Definition of parent and subsidiary company
In the modern world, business activity is carried out by businessmen with the help of a number of companies, thus forming groups that seek to optimize their activities by generating economies of scale by resorting to economic figures such as horizontal integration in which the efforts of several companies that carry out the same activity are added, or vertical integration in which the efforts of several companies that complement each other for the production of a certain good or the provision of a particular service are also added.
In this sense, economic groups have been created that are formed by a controlling company (or parent) and all its subsidiaries, for which different regulations have been made to define the transparency of the information provided to the market regarding the company, parents and subordinates, establishing the effects that derive from control situations.
Definition of parent company
The principle for defining when an entity is a parent is the control it has over an investee. Control is exercised when the decision-making power of a company is directly or indirectly subject to the will of one or more other persons; the controlling party is called the parent.
Definition of subsidiary
A company will be a subsidiary or controlled when its decision-making power is subject to the will of another or other persons who will be its parent or controller, either directly or indirectly, is called an affiliate or subsidiary.
Although the parent company can usually control most of the shares of the subsidiary companies, it allows it to take control and assume responsibility for all its decisions related to the financial and operational system.
What is control?
It is the power to direct the financial and operational policies of an entity, in order to obtain benefits from its activities.
An investor controls an investee when he is exposed to, or is entitled to, variable returns from his involvement in the investee, and has the ability to influence those returns through his power over the investee.
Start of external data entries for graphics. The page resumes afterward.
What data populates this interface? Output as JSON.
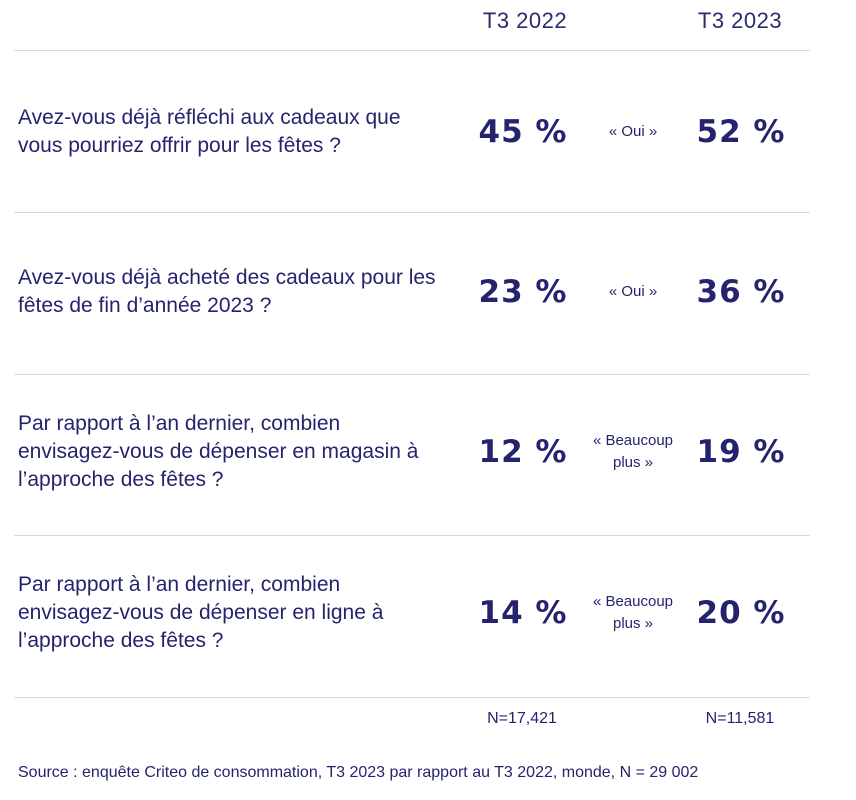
{
  "chart_data": {
    "type": "table",
    "columns": [
      "T3 2022",
      "T3 2023"
    ],
    "rows": [
      {
        "question": "Avez-vous déjà réfléchi aux cadeaux que vous pourriez offrir pour les fêtes ?",
        "answer": "« Oui »",
        "values": [
          "45 %",
          "52 %"
        ]
      },
      {
        "question": "Avez-vous déjà acheté des cadeaux pour les fêtes de fin d’année 2023 ?",
        "answer": "« Oui »",
        "values": [
          "23 %",
          "36 %"
        ]
      },
      {
        "question": "Par rapport à l’an dernier, combien envisagez-vous de dépenser en magasin à l’approche des fêtes ?",
        "answer": "« Beaucoup plus »",
        "values": [
          "12 %",
          "19 %"
        ]
      },
      {
        "question": "Par rapport à l’an dernier, combien envisagez-vous de dépenser en ligne à l’approche des fêtes ?",
        "answer": "« Beaucoup plus »",
        "values": [
          "14 %",
          "20 %"
        ]
      }
    ],
    "sample_sizes": [
      "N=17,421",
      "N=11,581"
    ],
    "source": "Source : enquête Criteo de consommation, T3 2023 par rapport au T3 2022, monde, N = 29 002"
  },
  "colors": {
    "text": "#24246e",
    "rule": "#bfe3d7"
  }
}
In order to determine whether an investor controls an investee, the investor will assess whether all of the following elements are present:
- Power over the investee.
- Exposure, or entitlement, to variable returns from his or her involvement in the investee,
- The investor’s ability to use his or her power over the investee to influence the amount of income for that investor.
Presumptions of control
The majority participation in the capital of a company, i.e. when more than 50 % of the voting shares of a company are held.
When you have the votes of the minimum decision-making majority or the votes to elect the board of directors.
Contractual subordination that is presented by reason of an act or legal business with the controlled company and its partners, for example when there is a shareholders’ agreement exercises a dominant influence on the decision of its administrative bodies.
A parent company shall prepare consolidated financial statements using uniform accounting policies for transactions and other events that, although similar, have occurred in similar circumstances.
The valuation by holding companies of permanent investments in companies over which they exercise total control (controlled companies or subsidiaries) or significant influence on their decisions (related companies), as well as the recognition of the results produced by such investments, must be carried out following the equity method.